The Vine

Friday, August 27, 2004

If I Could I Would

If I really paid attention to the news and had time to write a fine political blog I would aspire to the quality of Jonathan's PastPeak. There is lots of daily updates on the election and he seems to be fairly strongly pro-Kerry (instead of merely anti-Bush like most of us Americans) but what I like is that he also tries to view politics in respect to the looming problems of the End of the Petroleum Age and Human Overpopulation.

Having studied population biology in college (I have a B.A. in Biology) I understand the concepts of exponential growth, (which is what humans and the economy are attempting to do) but Jonathan outdoes any college level textbook explanation with his Story of the Petri Dish:

"Suppose you put a small amount of bacteria in a Petri dish. Suppose further that the bacteria population grows exponentially (i.e., by doubling) at a pace that causes it to double each hour. Suppose finally that it takes 100 hours for the bacteria to completely fill the dish, thereby exhausting their supply of nutrients. (It's a large Petri dish.)

Question: When is the dish half full?

After 50 hours (half of 100)?

No. Because the population doubles each hour (including the final hour), the dish is half full just one hour before it’s full. For the first 99 hours the bacteria have got it made. Then wham!

To make this more vivid and memorable, imagine the following as an animated cartoon. For the first 99 hours the bacteria are just partying and congratulating themselves on how smart and successful they are. It’s party hats and noisemakers, Conga lines and champagne, the bacterial Dow Jones going through the roof. Woo hoo! No limits! After 99 hours, some of the bacteria start to worry, but the rest party on — after all, the dish is only half full.
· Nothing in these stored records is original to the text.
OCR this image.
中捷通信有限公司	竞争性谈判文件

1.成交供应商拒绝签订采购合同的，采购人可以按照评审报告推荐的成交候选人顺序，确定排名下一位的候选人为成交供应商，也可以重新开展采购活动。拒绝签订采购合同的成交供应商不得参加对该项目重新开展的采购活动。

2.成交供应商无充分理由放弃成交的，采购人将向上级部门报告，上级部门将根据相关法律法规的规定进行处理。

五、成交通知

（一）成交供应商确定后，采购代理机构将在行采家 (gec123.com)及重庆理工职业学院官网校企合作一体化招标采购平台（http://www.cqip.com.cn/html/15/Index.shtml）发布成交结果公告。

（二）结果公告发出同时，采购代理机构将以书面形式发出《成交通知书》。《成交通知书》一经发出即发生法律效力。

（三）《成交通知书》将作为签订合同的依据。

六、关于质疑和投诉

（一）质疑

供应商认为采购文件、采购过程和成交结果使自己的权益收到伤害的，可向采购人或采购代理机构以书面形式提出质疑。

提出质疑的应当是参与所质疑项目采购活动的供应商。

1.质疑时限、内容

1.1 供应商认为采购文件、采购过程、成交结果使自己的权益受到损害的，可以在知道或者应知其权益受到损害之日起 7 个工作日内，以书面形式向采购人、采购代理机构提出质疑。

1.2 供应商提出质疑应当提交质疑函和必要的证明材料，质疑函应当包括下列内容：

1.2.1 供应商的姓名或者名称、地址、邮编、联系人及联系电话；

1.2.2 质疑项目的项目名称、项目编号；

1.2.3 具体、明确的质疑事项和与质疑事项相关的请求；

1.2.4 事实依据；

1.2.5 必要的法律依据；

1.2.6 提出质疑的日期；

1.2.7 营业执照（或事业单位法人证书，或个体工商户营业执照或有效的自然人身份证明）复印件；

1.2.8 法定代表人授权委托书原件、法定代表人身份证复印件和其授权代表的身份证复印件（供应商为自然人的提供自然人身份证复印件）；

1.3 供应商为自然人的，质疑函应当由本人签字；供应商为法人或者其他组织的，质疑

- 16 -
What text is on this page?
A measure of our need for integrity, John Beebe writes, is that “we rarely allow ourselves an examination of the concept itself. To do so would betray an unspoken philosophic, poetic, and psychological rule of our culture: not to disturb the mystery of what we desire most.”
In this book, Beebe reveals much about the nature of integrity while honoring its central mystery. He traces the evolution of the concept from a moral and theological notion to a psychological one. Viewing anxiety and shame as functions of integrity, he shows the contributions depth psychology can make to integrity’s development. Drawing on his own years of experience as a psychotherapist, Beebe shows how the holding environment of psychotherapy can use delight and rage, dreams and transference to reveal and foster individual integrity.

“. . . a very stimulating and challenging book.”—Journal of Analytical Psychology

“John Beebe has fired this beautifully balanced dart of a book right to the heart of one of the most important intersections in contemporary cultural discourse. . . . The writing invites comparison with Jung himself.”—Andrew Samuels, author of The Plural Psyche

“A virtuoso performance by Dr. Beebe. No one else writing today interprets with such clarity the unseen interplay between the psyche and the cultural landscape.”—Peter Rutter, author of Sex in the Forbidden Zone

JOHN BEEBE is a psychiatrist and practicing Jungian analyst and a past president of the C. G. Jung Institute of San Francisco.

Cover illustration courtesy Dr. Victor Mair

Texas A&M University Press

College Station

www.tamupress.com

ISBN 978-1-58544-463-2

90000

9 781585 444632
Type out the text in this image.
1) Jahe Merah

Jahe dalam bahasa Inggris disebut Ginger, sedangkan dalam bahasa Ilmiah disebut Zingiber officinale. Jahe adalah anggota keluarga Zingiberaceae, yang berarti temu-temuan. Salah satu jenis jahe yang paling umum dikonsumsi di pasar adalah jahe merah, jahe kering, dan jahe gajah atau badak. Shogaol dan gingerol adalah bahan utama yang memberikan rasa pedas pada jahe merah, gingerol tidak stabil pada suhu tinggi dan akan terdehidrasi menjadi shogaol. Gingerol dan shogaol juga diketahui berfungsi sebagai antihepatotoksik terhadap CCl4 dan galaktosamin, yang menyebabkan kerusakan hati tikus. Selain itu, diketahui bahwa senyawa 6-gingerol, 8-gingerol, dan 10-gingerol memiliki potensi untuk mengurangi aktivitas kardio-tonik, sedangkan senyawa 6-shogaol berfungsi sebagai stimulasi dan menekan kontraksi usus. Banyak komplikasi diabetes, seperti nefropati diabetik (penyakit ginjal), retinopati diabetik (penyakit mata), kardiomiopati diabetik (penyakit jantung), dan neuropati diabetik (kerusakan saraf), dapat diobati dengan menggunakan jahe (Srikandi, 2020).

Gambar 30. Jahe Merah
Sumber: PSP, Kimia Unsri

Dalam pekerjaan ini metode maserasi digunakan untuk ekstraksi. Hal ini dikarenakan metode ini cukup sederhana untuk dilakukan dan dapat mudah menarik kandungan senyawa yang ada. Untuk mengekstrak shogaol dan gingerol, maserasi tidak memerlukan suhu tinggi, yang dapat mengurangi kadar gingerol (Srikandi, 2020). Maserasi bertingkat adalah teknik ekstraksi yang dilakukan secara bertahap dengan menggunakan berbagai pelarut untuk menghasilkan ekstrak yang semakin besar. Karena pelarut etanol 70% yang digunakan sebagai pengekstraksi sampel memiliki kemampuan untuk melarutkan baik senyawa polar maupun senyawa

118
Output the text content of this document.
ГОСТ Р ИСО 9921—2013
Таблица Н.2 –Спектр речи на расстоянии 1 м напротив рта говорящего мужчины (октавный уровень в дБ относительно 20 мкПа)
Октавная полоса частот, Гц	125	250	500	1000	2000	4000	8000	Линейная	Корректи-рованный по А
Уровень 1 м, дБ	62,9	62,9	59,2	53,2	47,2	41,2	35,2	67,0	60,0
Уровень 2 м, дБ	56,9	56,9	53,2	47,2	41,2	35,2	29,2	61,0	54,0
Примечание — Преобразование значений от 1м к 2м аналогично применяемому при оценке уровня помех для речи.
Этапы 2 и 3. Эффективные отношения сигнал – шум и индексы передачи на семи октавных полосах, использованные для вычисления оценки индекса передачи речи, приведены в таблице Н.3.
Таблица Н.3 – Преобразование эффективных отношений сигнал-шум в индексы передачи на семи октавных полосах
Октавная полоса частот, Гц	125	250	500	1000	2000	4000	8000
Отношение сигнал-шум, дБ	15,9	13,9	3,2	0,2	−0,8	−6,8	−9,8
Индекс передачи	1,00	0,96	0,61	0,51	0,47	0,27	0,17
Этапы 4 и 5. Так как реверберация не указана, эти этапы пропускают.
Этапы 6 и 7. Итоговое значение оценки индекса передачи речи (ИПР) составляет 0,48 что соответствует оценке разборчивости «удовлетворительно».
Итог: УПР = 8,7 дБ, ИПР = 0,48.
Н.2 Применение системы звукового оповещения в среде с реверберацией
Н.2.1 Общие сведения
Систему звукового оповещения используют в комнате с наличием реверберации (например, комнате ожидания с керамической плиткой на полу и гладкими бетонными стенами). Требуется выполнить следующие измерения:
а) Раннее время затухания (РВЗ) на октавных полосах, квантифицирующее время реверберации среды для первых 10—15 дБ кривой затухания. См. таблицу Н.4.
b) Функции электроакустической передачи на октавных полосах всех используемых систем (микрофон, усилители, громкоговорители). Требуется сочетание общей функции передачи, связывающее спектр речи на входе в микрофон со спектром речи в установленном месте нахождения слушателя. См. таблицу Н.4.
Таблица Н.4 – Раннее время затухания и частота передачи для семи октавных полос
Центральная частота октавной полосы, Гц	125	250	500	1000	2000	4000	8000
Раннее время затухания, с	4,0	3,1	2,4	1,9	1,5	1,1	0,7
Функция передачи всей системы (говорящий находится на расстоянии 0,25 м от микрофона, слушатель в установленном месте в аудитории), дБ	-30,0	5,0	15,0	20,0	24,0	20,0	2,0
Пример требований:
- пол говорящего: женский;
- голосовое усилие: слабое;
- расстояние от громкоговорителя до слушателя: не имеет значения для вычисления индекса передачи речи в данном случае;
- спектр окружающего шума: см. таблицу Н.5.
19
Plenty of room left, plenty of nutrients. The first half lasted 99 hours, and there's another whole half to go! Sure, somebody’s gonna have to figure something out eventually, but meanwhile life is good, and nonstop growth will only make it better! An hour later — the world ends.

When growth is exponential, limits are sudden."

The part about the party with champane and Conga lines and party hats reminds me of nothing so much as the 1980's here in Austin, where Ronald Reagan deregulations led to a fantastic growth boom, and the S&L lootings which us taxpayers are still paying for.